Une vision optimiste de la démocratisation et de l’accessibilité des savoirs où les rhizomes deleuziens se mêlent au web sémantique 3.0. Mais qui n’est pas partagée par tous, certains voyant dans l’usage de ces outils un mouvement politique et économique plus large “de compression des coûts et de la main-d’oeuvre et d’assujettissement des corps, comme Rémy Toulouse, directeur des éditions Les Prairies ordinaires. Ce n’est pas de la technophobie de base, mais ces outils modifient notre rapport au texte et à la lecture en favorisant la fragmentation, en bridant le sens critique.”

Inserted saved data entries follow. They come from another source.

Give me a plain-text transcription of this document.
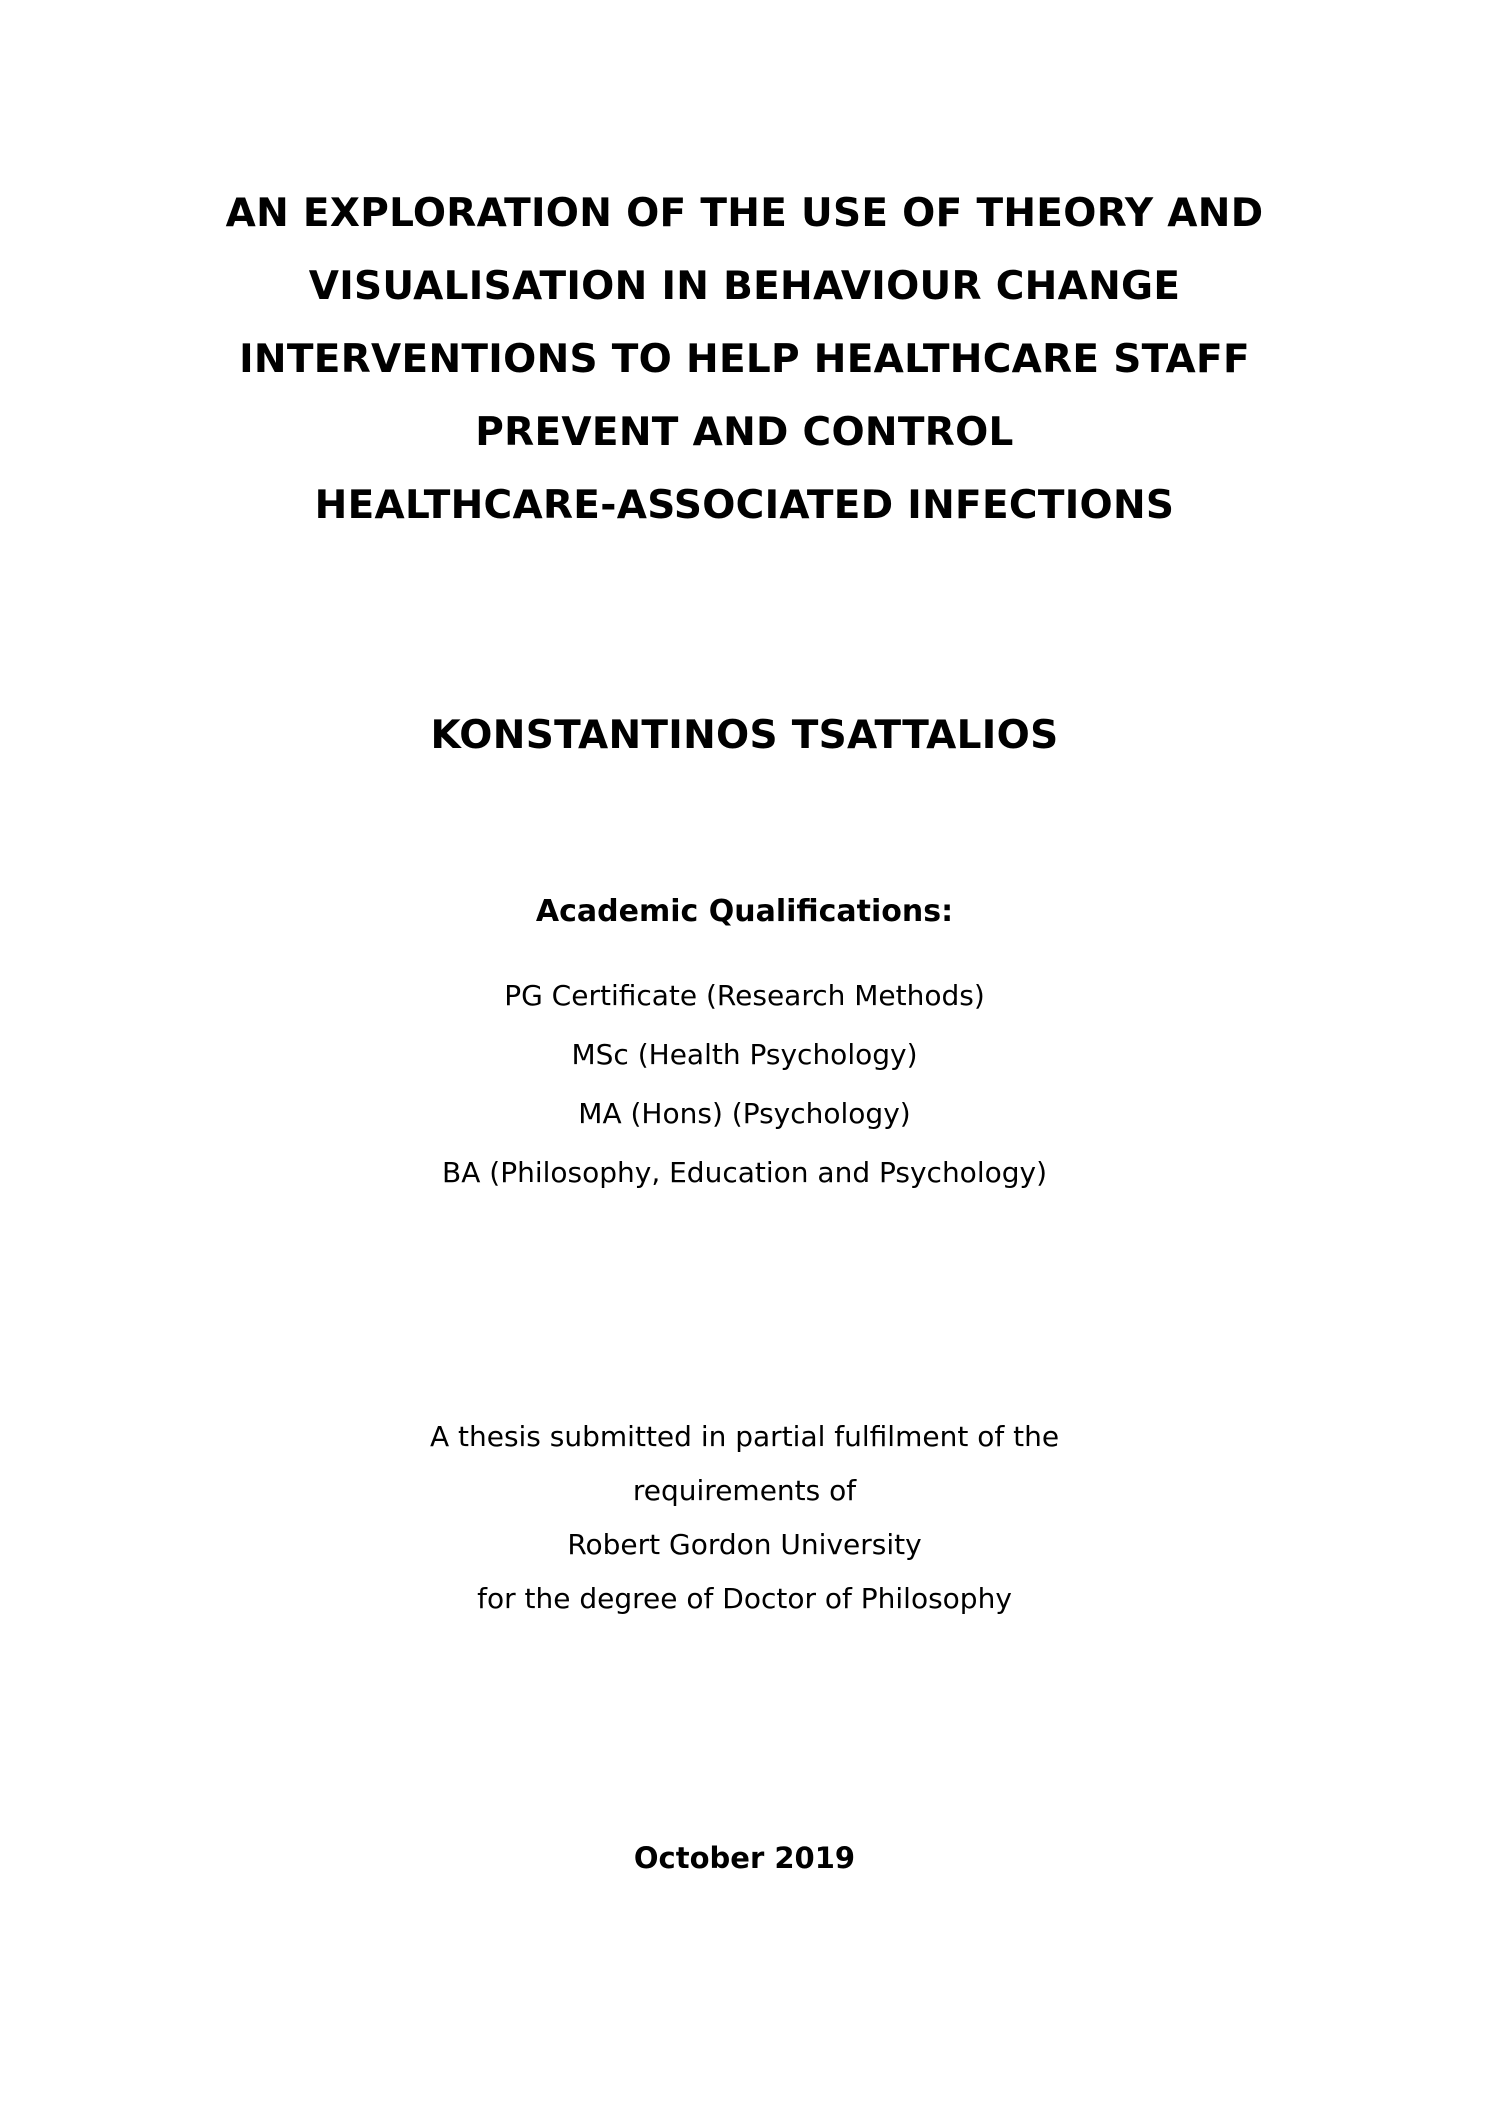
AN EXPLORATION OF THE USE OF THEORY AND
VISUALISATION IN BEHAVIOUR CHANGE
INTERVENTIONS TO HELP HEALTHCARE STAFF
PREVENT AND CONTROL
HEALTHCARE-ASSOCIATED INFECTIONS
KONSTANTINOS TSATTALIOS
Academic Qualifications:
PG Certificate (Research Methods)
MSc (Health Psychology)
MA (Hons) (Psychology)
BA (Philosophy, Education and Psychology)
A thesis submitted in partial fulfilment of the
requirements of
Robert Gordon University
for the degree of Doctor of Philosophy
October 2019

La forme ayant des conséquences sur le fond, la lecture plus éclatée qu’imposent les écrans ne favoriserait pas une lecture autonome et attentive. “On assiste à une disparition progressive du livre, notamment à l’école où les budgets qui lui sont alloués se réduisent chaque année”, s’inquiète Rémy Toulouse. Au contraire de nos bibliothèques numériques qui, elles, pourront être boostées de 360 000 livres (c’est ce que propose le catalogue d’Amazon pour son Kindle) en quelques minutes. “Jusqu’à maintenant on construisait une bibliothèque sur le long terme, au fil des hasards, note Rémy Toulouse. Avec ces outils, on pourra disposer d’emblée d’une bibliothèque qui ne sera plus en rien une extension de soi.”